Afrique du Sud : nouvelles hésitations autour du projet nucléaire
Le feu vert définitif attendra encore quelques mois. L’Afrique du Sud n’en finit plus de retarder la relance annoncée de son programme nucléaire civil, qui suscite de fortes réticences dans un pays constamment au bord de la rupture électrique.
Formalisé dès 2010, le projet de construction de six à huit nouveaux réacteurs d’une capacité de 9.600 mégawatts est un peu devenu l’arlésienne du paysage économique sud-africain. Tout le monde en parle, mais personne ne la voit.
Alors, lorsque la ministre de l’Énergie Tina Joemat-Petterson a promis il y a peu que l’appel d’offres serait lancé le 30 septembre, tout le monde a cru l’heure H enfin arrivée.
Las ! Juste avant l’échéance, ses services ont annoncé son report sine die pour « compléter le travail d’information nécessaire ».
Cinq ans après la catastrophe de Fukushima (Japon), dans la foulée du lancement du projet britannique de Hinkley Point, ce mégaprojet très attendu devait confirmer la redémarrage de la construction nucléaire dans le monde.
Sur un continent dont les deux tiers des habitants sont privés d’accès à l’électricité, l’Afrique du Sud est le seul pays engagé dans l’aventure atomique civile, avec deux réacteurs en service depuis trente ans à Koeberg (sud-ouest).
Aux yeux de son gouvernement, construire de nouvelles centrales relève de l’ardente nécessité.

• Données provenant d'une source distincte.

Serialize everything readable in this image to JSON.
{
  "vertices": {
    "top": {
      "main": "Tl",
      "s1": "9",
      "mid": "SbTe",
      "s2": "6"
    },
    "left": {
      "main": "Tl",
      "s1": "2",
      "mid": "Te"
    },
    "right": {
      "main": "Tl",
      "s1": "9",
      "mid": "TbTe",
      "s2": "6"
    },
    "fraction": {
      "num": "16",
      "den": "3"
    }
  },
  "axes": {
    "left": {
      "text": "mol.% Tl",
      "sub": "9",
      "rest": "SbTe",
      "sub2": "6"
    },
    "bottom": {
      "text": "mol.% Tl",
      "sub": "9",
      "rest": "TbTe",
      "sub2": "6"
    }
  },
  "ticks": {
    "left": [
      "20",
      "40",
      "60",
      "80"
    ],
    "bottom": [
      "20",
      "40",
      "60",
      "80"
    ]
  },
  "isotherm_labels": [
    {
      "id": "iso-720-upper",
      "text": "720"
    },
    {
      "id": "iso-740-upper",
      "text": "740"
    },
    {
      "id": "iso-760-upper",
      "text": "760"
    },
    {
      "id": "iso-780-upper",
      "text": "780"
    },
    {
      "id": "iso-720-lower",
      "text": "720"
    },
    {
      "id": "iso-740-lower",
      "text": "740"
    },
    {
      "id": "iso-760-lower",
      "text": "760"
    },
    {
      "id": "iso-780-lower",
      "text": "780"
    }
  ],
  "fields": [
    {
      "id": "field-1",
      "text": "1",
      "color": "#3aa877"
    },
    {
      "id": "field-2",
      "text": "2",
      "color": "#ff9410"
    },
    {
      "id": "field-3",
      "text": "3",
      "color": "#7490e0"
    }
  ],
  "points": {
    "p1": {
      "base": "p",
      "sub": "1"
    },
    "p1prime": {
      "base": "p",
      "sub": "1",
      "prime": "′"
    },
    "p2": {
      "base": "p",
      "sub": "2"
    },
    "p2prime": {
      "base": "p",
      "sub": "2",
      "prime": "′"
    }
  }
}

Nourri à 90 % par des centrales à charbon très polluantes, le réseau électrique du pays le plus industrialisé du continent frôle en permanence la saturation. Le souvenir de la grande panne de 2008, qui avait contraint les mines d’or à suspendre leurs activités, est resté dans toutes les mémoires.
Prix pharaonique
« Ce pays a besoin de plus de puissance électrique pour développer son industrie et créer des emplois », plaide Knox Msebenzi, directeur de l’Association de l’industrie nucléaire (Niasa).

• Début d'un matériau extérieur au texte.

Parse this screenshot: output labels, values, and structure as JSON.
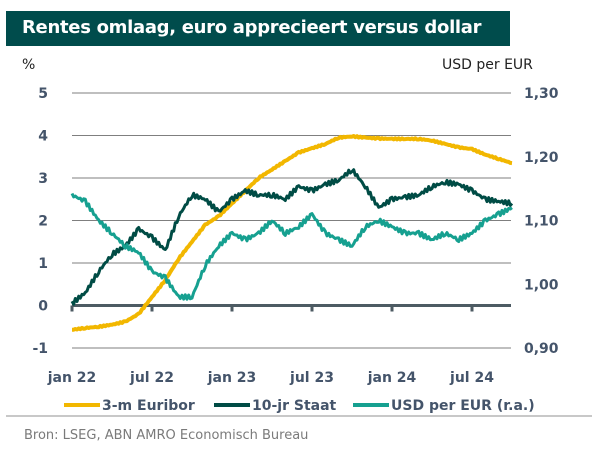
{
  "title": "Rentes omlaag, euro apprecieert versus dollar",
  "source": "Bron: LSEG, ABN AMRO Economisch Bureau",
  "chart_data": {
    "type": "line",
    "title": "Rentes omlaag, euro apprecieert versus dollar",
    "ylabel_left": "%",
    "ylabel_right": "USD per EUR",
    "ylim_left": [
      -1,
      5
    ],
    "ylim_right": [
      0.9,
      1.3
    ],
    "yticks_left": [
      "5",
      "4",
      "3",
      "2",
      "1",
      "0",
      "-1"
    ],
    "yticks_left_values": [
      5,
      4,
      3,
      2,
      1,
      0,
      -1
    ],
    "yticks_right": [
      "1,30",
      "1,20",
      "1,10",
      "1,00",
      "0,90"
    ],
    "yticks_right_values": [
      1.3,
      1.2,
      1.1,
      1.0,
      0.9
    ],
    "xticks": [
      "jan 22",
      "jul 22",
      "jan 23",
      "jul 23",
      "jan 24",
      "jul 24"
    ],
    "xtick_months": [
      0,
      6,
      12,
      18,
      24,
      30
    ],
    "x_months": [
      0,
      1,
      2,
      3,
      4,
      5,
      6,
      7,
      8,
      9,
      10,
      11,
      12,
      13,
      14,
      15,
      16,
      17,
      18,
      19,
      20,
      21,
      22,
      23,
      24,
      25,
      26,
      27,
      28,
      29,
      30,
      31,
      32,
      33
    ],
    "grid": true,
    "legend": "bottom",
    "colors": {
      "euribor": "#f2b700",
      "staat": "#004c45",
      "usd": "#16a090"
    },
    "series": [
      {
        "name": "3-m Euribor",
        "axis": "left",
        "color_key": "euribor",
        "values": [
          -0.57,
          -0.53,
          -0.5,
          -0.45,
          -0.38,
          -0.2,
          0.2,
          0.6,
          1.1,
          1.5,
          1.9,
          2.1,
          2.4,
          2.7,
          3.0,
          3.2,
          3.4,
          3.6,
          3.7,
          3.8,
          3.95,
          3.98,
          3.95,
          3.93,
          3.92,
          3.92,
          3.92,
          3.88,
          3.8,
          3.72,
          3.68,
          3.55,
          3.45,
          3.35
        ]
      },
      {
        "name": "10-jr Staat",
        "axis": "left",
        "color_key": "staat",
        "values": [
          0.05,
          0.3,
          0.8,
          1.2,
          1.4,
          1.8,
          1.6,
          1.3,
          2.1,
          2.6,
          2.5,
          2.2,
          2.5,
          2.7,
          2.6,
          2.6,
          2.5,
          2.8,
          2.7,
          2.85,
          2.95,
          3.2,
          2.8,
          2.3,
          2.5,
          2.55,
          2.6,
          2.8,
          2.9,
          2.85,
          2.7,
          2.5,
          2.45,
          2.4
        ]
      },
      {
        "name": "USD per EUR (r.a.)",
        "axis": "right",
        "color_key": "usd",
        "values": [
          1.14,
          1.13,
          1.1,
          1.08,
          1.06,
          1.05,
          1.02,
          1.01,
          0.98,
          0.98,
          1.03,
          1.06,
          1.08,
          1.07,
          1.08,
          1.1,
          1.08,
          1.09,
          1.11,
          1.08,
          1.07,
          1.06,
          1.09,
          1.1,
          1.09,
          1.08,
          1.08,
          1.07,
          1.08,
          1.07,
          1.08,
          1.1,
          1.11,
          1.12
        ]
      }
    ]
  }
}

« Notre parc de centrales à charbon a pris de l’âge et va disparaître par pans entiers entre 2025 et 2035 (…) il est nécessaire de les remplacer, les centrales nucléaires seront parfaitement adaptées pour ça », ajoute t-il.
Sa conviction est toutefois loin de faire l’unanimité.

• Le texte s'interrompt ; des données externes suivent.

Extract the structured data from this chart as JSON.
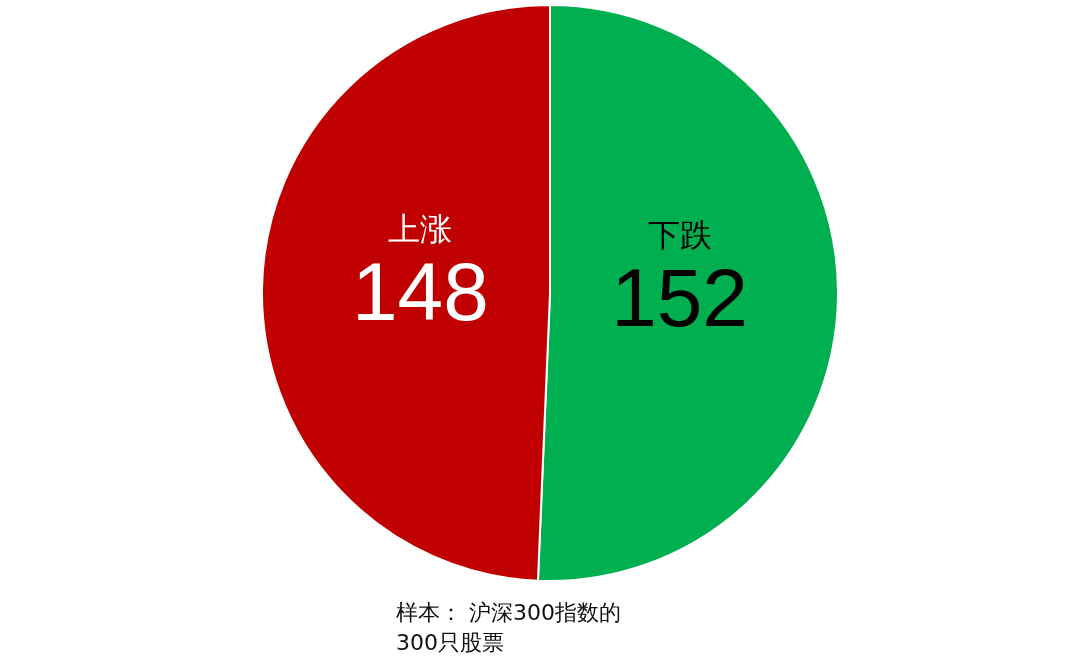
{
  "chart_data": {
    "type": "pie",
    "categories": [
      "下跌",
      "上涨"
    ],
    "values": [
      152,
      148
    ],
    "colors": [
      "#00b050",
      "#c00000"
    ],
    "data_labels": true,
    "annotations": [
      "样本：  沪深300指数的300只股票"
    ]
  }
}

Principal reproche adressé au programme, son prix. Franchement au-dessus des moyens du pays, selon ses adversaires, qui l’évaluent à plus de 1 000 milliards de rands (65 milliards d’euros).
Il « va saper les efforts du Trésor pour renforcer la confiance et maintenir notre note financière », a tranché un dirigeant de l’Alliance démocratique (DA, opposition), Gordon McKay.
D’autres experts remettent carrément en cause la pertinence économique du nucléaire.
Directeur du centre d’études EE Publishers, Chris Yelland a calculé que le Kw/h produit par les nouveaux réacteurs coûterait 1,3 à 1,5 rand, contre 1,05 rand pour une centrale à charbon dernier cri et 1 rand pour un mélange de solaire, d’éolien et de gaz.
Surtout, assure ce spécialiste de l’énergie, l’Afrique du Sud n’a pas besoin du nucléaire. « Personne ne sait ce que sera la demande d’électricité dans les années à venir. Si vous tablez sur de mauvaises estimations, vous prenez le risque de construire plus gros que nécessaire », redoute-t-il.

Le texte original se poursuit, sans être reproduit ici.